Dunia maya dan jagat nyata Yogyakarta sedang diguncang kabar pilu yang sangat menyayat hati.
Kasus dugaan kekerasan anak di daycare Little Aresha, Sorosutan, Umbulharjo, menjadi sorotan tajam pada akhir April 2026.
Alih-alih menjadi tempat bernaung yang aman bagi tunas bangsa, lokasi ini justru menjadi saksi bisu tindakan tidak manusiawi yang dilakukan secara terstruktur.
Fenomena ini mencuat ke permukaan setelah pihak kepolisian melakukan tindakan tegas menyusul laporan masyarakat yang mencurigai adanya aktivitas janggal.
Temuan di lapangan sungguh di luar nalar dan mengundang empati mendalam dari berbagai kalangan.
Keadaan ini membuktikan bahwa pengawasan terhadap fasilitas penitipan anak harus ditingkatkan demi menjamin keamanan generasi masa depan.
Tragedi Kemanusiaan dan Status Ilegal Operasional
Pihak Polresta Yogyakarta bergerak cepat dengan menetapkan 13 orang sebagai tersangka dalam kasus ini.

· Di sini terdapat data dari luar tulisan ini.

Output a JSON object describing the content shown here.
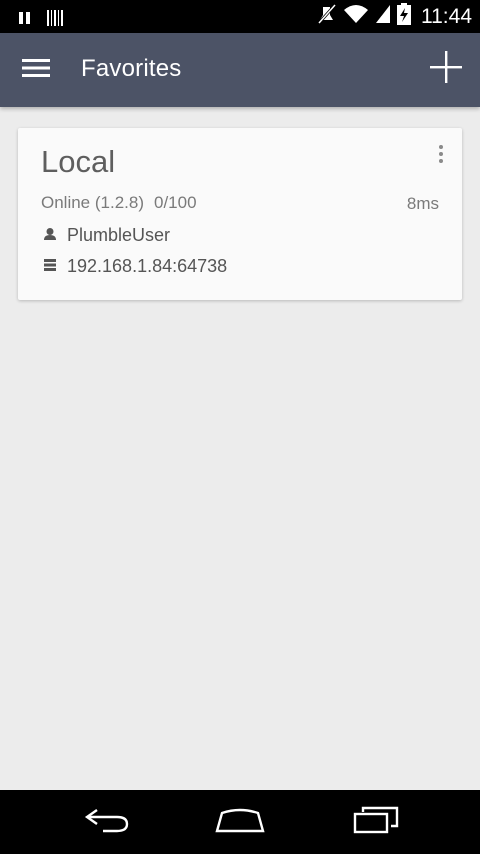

Jajaran tersangka tersebut tidak main-main, mulai dari ketua yayasan, kepala sekolah, hingga 11 orang pengasuh yang seharusnya menjadi pelindung bagi anak-anak tersebut.
Langkah hukum ini menjadi sinyal keras bahwa kekerasan terhadap anak adalah pelanggaran berat yang tidak memiliki ruang toleransi.
Ironisnya, Pemerintah Kota Yogyakarta mengonfirmasi bahwa Daycare Little Aresha beroperasi tanpa izin resmi alias ilegal.
Fakta ini menambah daftar panjang pelanggaran yang dilakukan oleh pengelola.
Tanpa adanya izin operasional, standar keamanan dan kelayakan fasilitas tersebut tentu tidak pernah terpantau oleh dinas terkait, sehingga menciptakan celah bagi terjadinya praktik kekerasan sistemik.
Modus Kekerasan Sistemik dan Rekor Kelam KPAI
Berdasarkan hasil penggerebekan, ditemukan bukti-bukti yang sangat memprihatinkan mengenai cara pengasuh memperlakukan para korban.
Balita ditemukan dalam kondisi tangan dan kaki terikat, bahkan beberapa di antaranya tidak mengenakan pakaian dan hanya memakai popok.
Kondisi ini menunjukkan adanya penelantaran yang disengaja dan sudah berlangsung cukup lama di lingkungan tersebut.
Komisi Perlindungan Anak Indonesia (KPAI) memberikan pernyataan bahwa ini merupakan kasus daycare dengan jumlah korban terbanyak yang pernah ditangani di Indonesia.
Dari total 103 anak yang terdaftar, sebanyak 53 balita berusia 3 bulan hingga 3 tahun terbukti menjadi korban kekerasan fisik.
Angka ini menjadi rapor merah bagi dunia pendidikan anak usia dini dan pengasuhan di tanah air.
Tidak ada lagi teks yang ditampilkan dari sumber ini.